The written portion of the general examination is intended to test the candidate’s ability to critically review the current literature. It is advisable for the student to prepare for the oral portion of the written exam by making a PowerPoint presentation, or other multimedia materials, in anticipation of possible questions from their committee and the Analytical Division faculty. Questions from the faculty will grow out of the written answers, but could develop into discussion of any area of chemistry that appears to be appropriate.
What are the pre-requirements?
- Candidates may be asked by their advisory committee or the Analytical Division to give a research seminar before the general examination to ascertain readiness for the general examination. This seminar would fulfill the department’s seminar requirement for graduate students.
- The candidates proposal should be submitted to each member of the candidate’s committee, and each member of the Analytical Division
When during the year is it offered? How is it announced? How much advanced notice is given?

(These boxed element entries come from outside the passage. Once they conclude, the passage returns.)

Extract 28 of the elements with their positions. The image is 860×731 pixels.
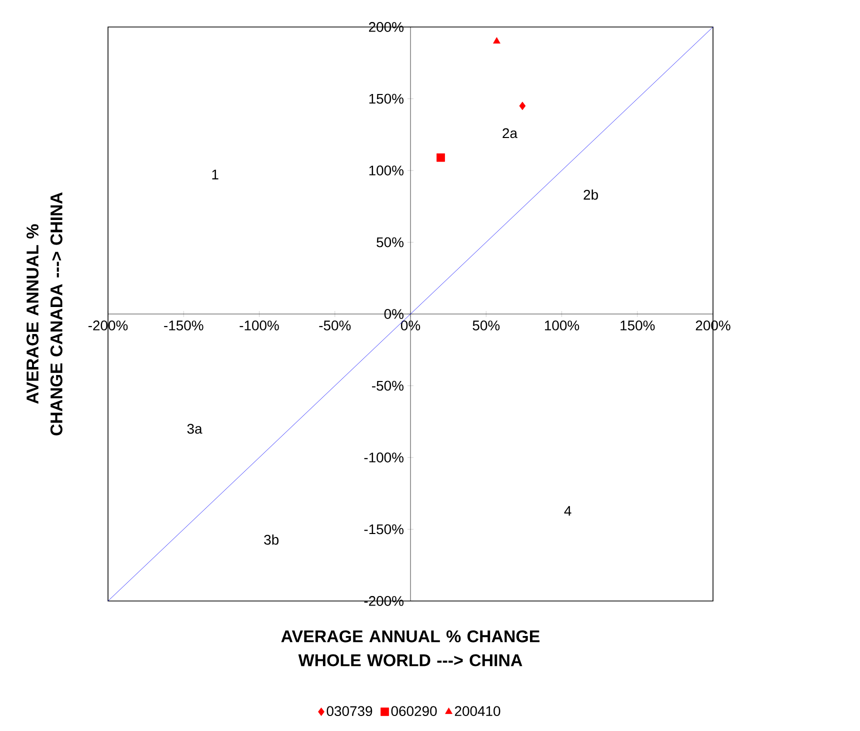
y-tick-label: -100% <box>364 452 404 462</box>
annotation: 3a <box>187 424 202 434</box>
x-tick-label: 100% <box>544 320 580 330</box>
y-tick-label: 150% <box>369 94 404 104</box>
y-axis-title: AVERAGE ANNUAL % CHANGE CANADA ---> CHINA <box>26 192 62 436</box>
y-tick-label: -150% <box>364 524 404 534</box>
x-tick-label: -150% <box>164 320 204 330</box>
x-axis-title: AVERAGE ANNUAL % CHANGE WHOLE WORLD ---> CHINA <box>281 630 540 666</box>
y-tick-label: 50% <box>376 237 404 248</box>
legend-label: 060290 <box>391 706 437 716</box>
x-tick-label: -50% <box>319 320 351 330</box>
annotation: 3b <box>264 534 279 545</box>
legend-label: 200410 <box>454 706 500 716</box>
y-tick-label: 0% <box>384 309 404 319</box>
legend-label: 030739 <box>326 706 372 716</box>
x-tick-label: -100% <box>240 320 279 330</box>
y-tick-label: -50% <box>372 380 404 391</box>
annotation: 1 <box>212 170 218 180</box>
annotation: 2b <box>584 189 598 200</box>
point <box>493 37 500 44</box>
point <box>519 102 526 110</box>
x-tick-label: 50% <box>472 320 500 330</box>
annotation: 2a <box>502 128 518 138</box>
x-tick-label: 150% <box>620 320 655 330</box>
annotation: 4 <box>564 506 572 516</box>
x-tick-label: 0% <box>400 320 420 330</box>
point <box>436 153 445 162</box>
y-tick-label: 100% <box>369 166 404 176</box>
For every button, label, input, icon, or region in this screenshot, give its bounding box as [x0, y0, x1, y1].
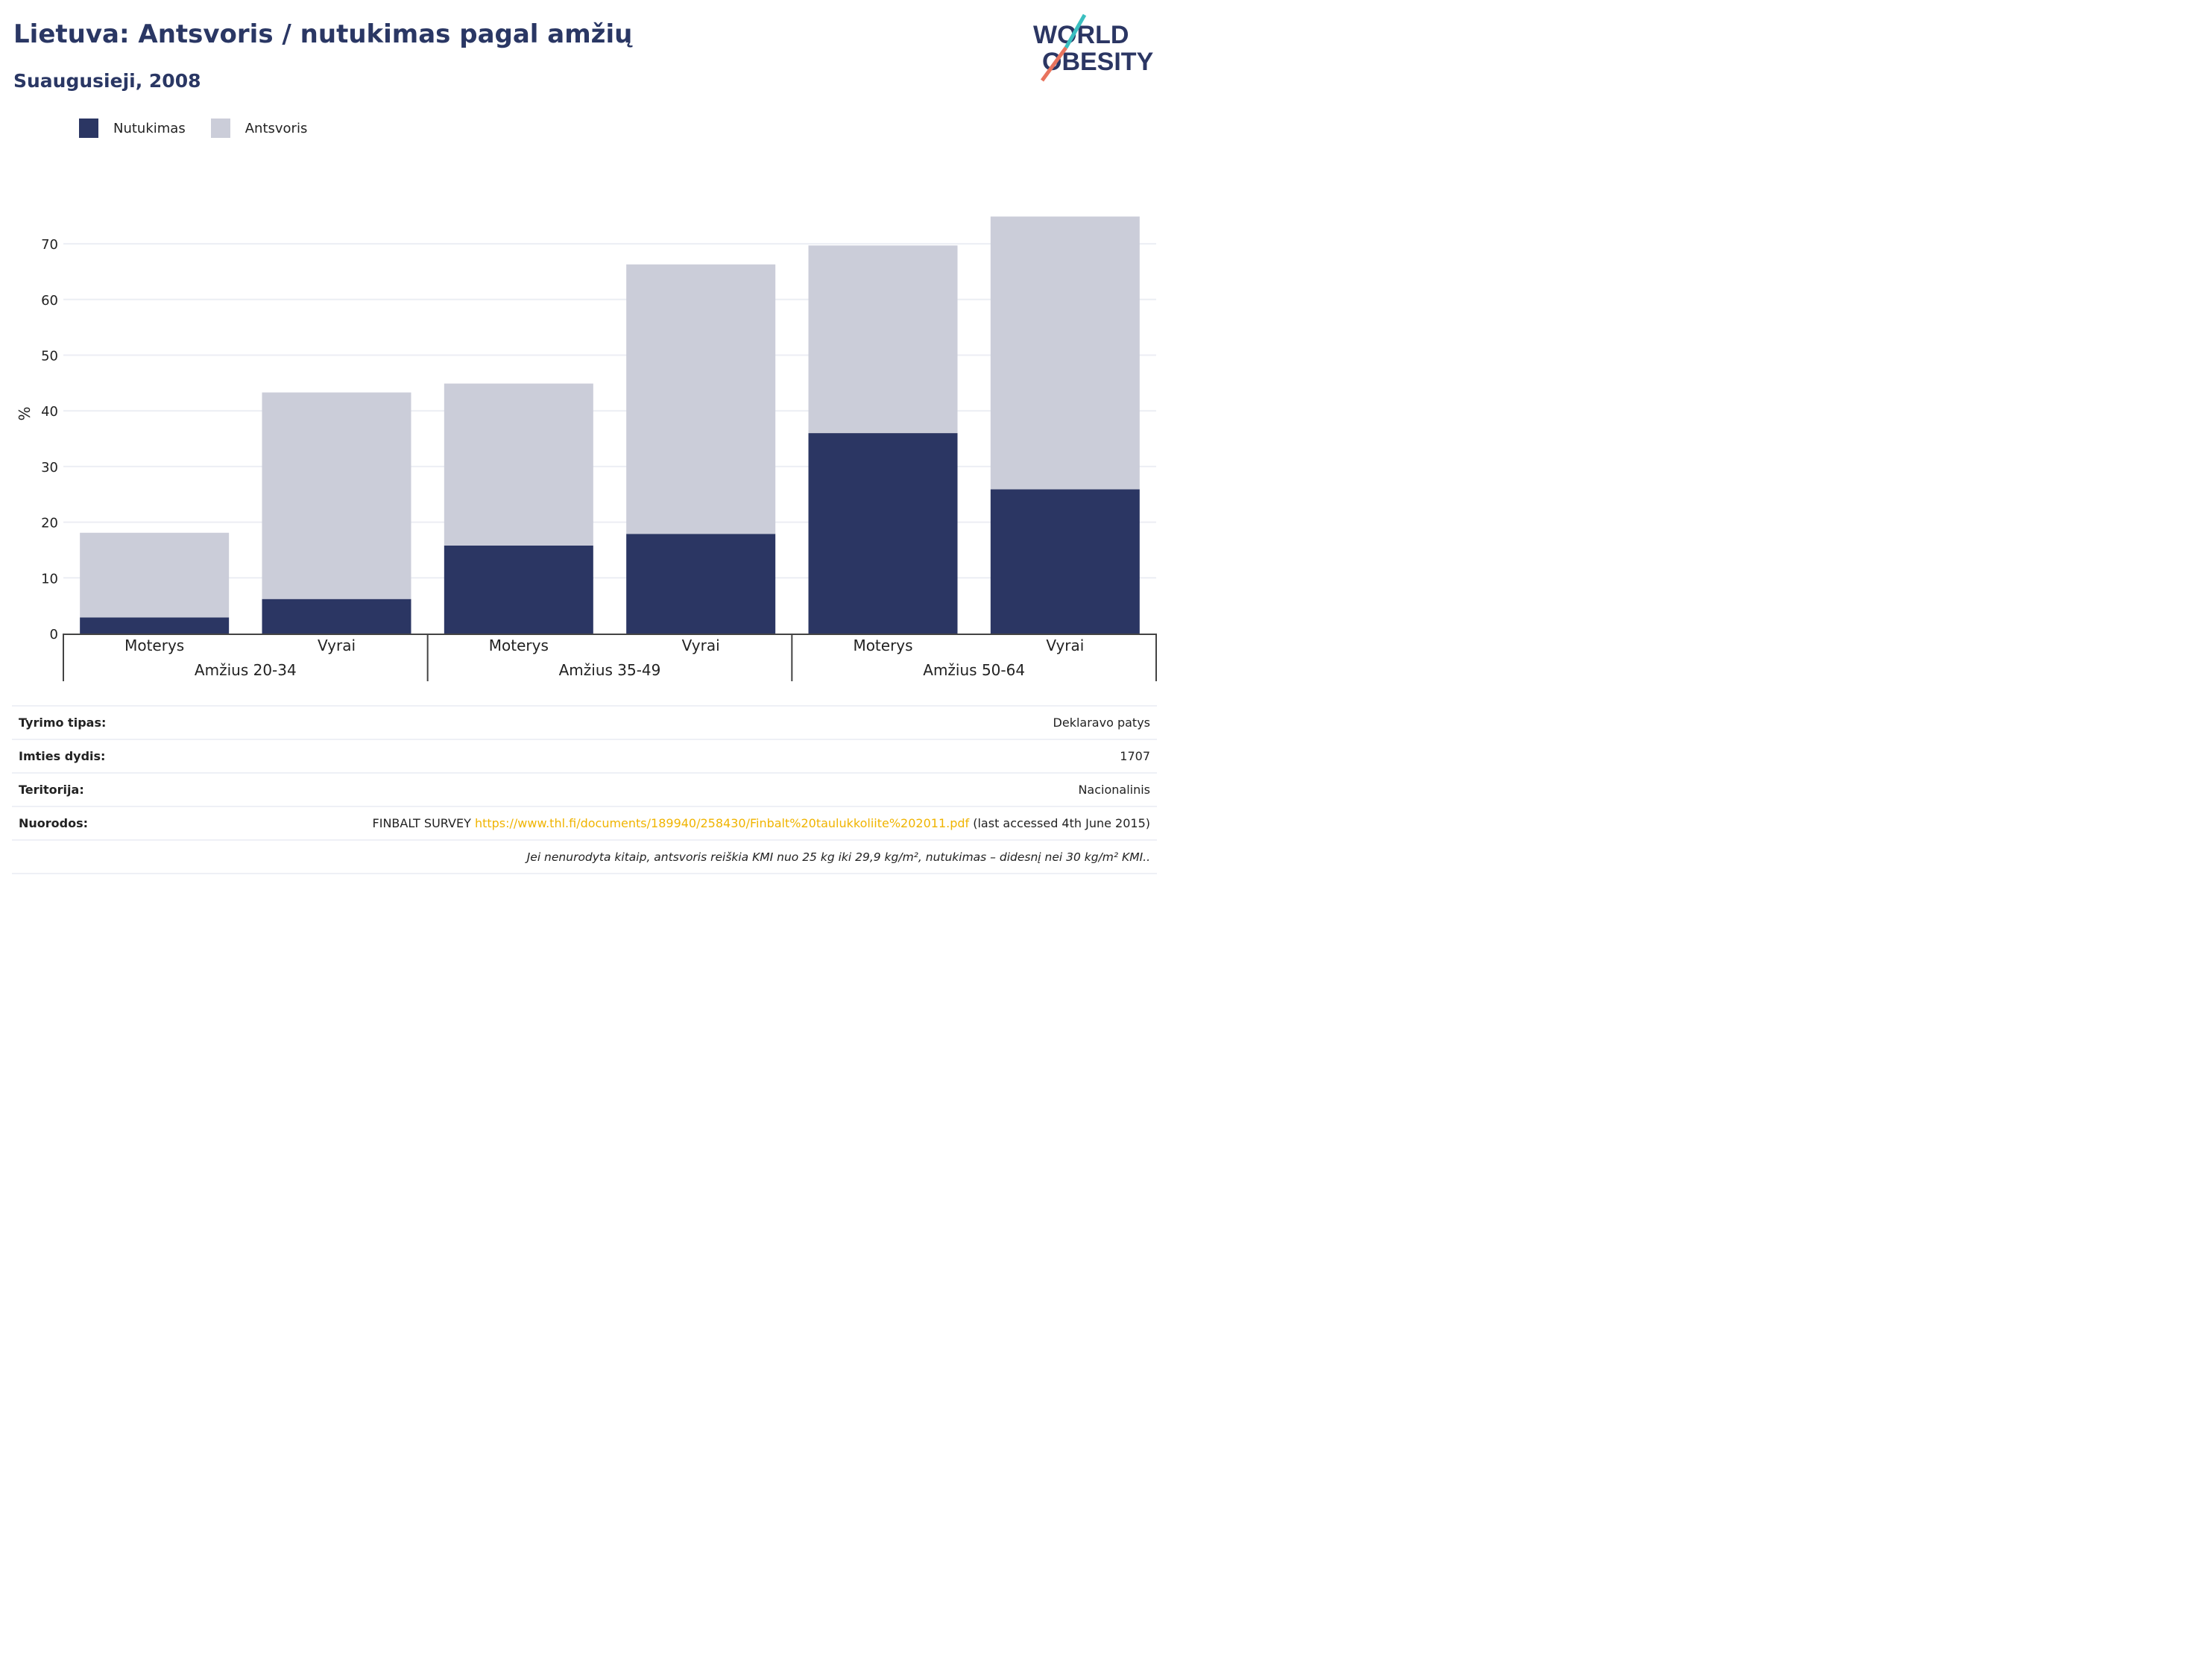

- Offered twice a year around September/October and January/February
What is the format? How long does the exam take?
- Seven days will be allowed to provide written answers that must be submitted electronically; these answers may be defended by the candidate during the oral examination.
- Take-home written examination that consists of 4 or 5 questions chosen from seven or eight
- The written answers must be submitted around the 21st of October or February. These answers will be defended by the candidate during the oral examination. Comments on the written answers will be given to each candidate before the oral.
- The written exam will consist primarily of questions based on the current analytical chemistry literature. The following literature and other sources will be used in the formulation of questions: ANALYTICAL CHEMISTRY, especially the A-page reviews, the instrumentation sections, and the Biennial Reviews, and other chemistry journals as appropriate to illustrate important fields of endeavor in analytical chemistry. Other sources include regular departmental seminars given by outside speakers, special seminars on analytical chemistry given by outside speakers, and graduate student seminars. Primarily, questions will be based on the two full years of literature up to the December prior to the date of the general examination, plus the literature that has already been published in the calendar year of the examination.
What are the pre-requirements?
- Submission of candidate’s written proposal
- Completion of written exam
- By use of meetings, phone, e-mail, and other methods of communication, the candidate should arrange for the date of the oral examination, which should be before the 21st of either November or March.
When do I give my committee a copy of my proposal? How many days in advance of the exam?
- Submit the proposal before the written exam
- The oral examination will also include the presentation and defense of an original research proposal written by the candidate, a copy of which should be submitted to each member of the candidate’s committee, and each member of the Analytical Division, before the written examination is taken. A student cannot proceed to the written examination until the proposal has been submitted.
- In addition to the submitted original research proposal, each candidate will submit to the examining committee, on the day of the oral (a) preprints or reprints of all publications that have resulted from the students research at the University of Connecticut, or (b) a 2 page abstract, with references, of unpublished research done or (c) both (a) and (b).